In an interview with WJZ, Dr. Thomas Faust, a liver specialist at MedStar Georgetown Transplant Institute and MedStar Franklin Square Medical Center, …
Liver disease deaths are on the rise and doctors
say alcohol is to blame.
A new study shows more young adults are impacted
due to excessive drinking.
Tracey Leong has more on this troubling trend.
Millennials are drinking themselves to death,
according to a recent medical journal report.
It's the peer pressure, it's the job pressure,
there is a significant rise in alcohol-related
issues after 2008 when there was a recession.
Between 1999 and 2016, researchers say deaths
from cirrhosis, an alcohol-related liver disease,
increased by 65 percent.
People 25 to 34 saw the biggest spike overall.
I was an alcoholic at a very young age.
And I started drugs at a very young age as
well.
So between the two, it attacked my liver.
57-year-old Janet Kisamore is currently enrolled
in a program at Franklin Square Hospital to
treat patients with liver disease.
MedStar Georgetown University Hospital's Dr.
Thomas Faust is in charge of this clinic.
The patient can talk to members of the transplant
team at Georgetown, including a surgeon, social
worker, dietitian, financial counselor, and
transplant coordinator.
And then we present these patients to our
committee at Georgetown and get them listed.
Georgetown is one of the biggest liver transplant
programs in the region.
Dr.

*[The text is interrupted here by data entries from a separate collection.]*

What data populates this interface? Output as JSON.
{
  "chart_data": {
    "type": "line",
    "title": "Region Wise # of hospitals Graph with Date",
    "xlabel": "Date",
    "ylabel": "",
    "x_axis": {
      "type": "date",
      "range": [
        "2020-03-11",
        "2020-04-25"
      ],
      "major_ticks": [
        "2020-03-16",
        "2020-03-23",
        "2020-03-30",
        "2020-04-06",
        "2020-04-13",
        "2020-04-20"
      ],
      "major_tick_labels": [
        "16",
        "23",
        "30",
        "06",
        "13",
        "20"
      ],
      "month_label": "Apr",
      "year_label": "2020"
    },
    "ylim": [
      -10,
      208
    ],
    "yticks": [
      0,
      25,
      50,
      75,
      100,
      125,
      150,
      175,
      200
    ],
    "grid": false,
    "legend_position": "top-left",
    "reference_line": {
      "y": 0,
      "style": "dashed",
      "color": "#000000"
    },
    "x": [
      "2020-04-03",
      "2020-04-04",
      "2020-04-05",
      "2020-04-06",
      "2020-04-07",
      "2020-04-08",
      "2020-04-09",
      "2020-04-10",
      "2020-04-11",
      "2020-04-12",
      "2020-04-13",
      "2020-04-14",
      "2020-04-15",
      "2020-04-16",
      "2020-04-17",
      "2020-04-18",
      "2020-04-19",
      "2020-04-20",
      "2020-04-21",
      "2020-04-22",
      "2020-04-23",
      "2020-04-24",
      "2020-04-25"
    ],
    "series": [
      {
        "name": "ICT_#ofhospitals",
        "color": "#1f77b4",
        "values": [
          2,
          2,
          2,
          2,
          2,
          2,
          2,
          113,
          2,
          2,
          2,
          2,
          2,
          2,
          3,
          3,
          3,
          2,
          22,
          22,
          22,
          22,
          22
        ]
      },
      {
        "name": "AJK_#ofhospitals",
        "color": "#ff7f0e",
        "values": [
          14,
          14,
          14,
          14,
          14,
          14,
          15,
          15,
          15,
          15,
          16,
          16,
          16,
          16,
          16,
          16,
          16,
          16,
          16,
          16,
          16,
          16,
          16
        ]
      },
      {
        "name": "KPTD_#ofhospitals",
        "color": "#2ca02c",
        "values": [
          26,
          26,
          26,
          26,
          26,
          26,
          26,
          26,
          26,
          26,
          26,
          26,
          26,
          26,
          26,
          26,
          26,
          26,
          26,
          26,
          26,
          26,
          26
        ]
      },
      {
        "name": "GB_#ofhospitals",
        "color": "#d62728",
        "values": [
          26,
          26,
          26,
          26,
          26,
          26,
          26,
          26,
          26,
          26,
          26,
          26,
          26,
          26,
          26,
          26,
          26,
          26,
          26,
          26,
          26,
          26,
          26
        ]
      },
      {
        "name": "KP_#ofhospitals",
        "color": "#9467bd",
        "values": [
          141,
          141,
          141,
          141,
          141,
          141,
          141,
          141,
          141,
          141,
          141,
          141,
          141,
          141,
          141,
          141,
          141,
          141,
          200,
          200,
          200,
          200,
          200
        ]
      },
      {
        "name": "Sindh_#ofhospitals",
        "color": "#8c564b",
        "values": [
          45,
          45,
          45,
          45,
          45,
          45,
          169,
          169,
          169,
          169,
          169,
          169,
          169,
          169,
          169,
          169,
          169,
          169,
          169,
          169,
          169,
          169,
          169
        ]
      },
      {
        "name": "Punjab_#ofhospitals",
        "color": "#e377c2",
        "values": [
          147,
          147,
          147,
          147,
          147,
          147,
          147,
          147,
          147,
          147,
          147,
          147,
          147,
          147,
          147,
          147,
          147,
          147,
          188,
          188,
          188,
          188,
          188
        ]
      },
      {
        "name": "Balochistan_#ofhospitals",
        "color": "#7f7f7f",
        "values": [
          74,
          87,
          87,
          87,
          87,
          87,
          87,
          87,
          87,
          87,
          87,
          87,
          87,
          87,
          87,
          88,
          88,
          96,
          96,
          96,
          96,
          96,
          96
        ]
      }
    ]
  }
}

Faust says the dramatic surge in cirrhosis
deaths highlights the importance of disease
prevention and the need for further research.
You really make me a much happier person,
knowing that they're there for me when needed.
And for those who need it, the help is there.
The study also found that deaths from cirrhosis
were highest in western and southern states,
but here in Maryland, it was the only state
to see a decrease.
Reporting in Baltimore, Tracey Leong for WJZ.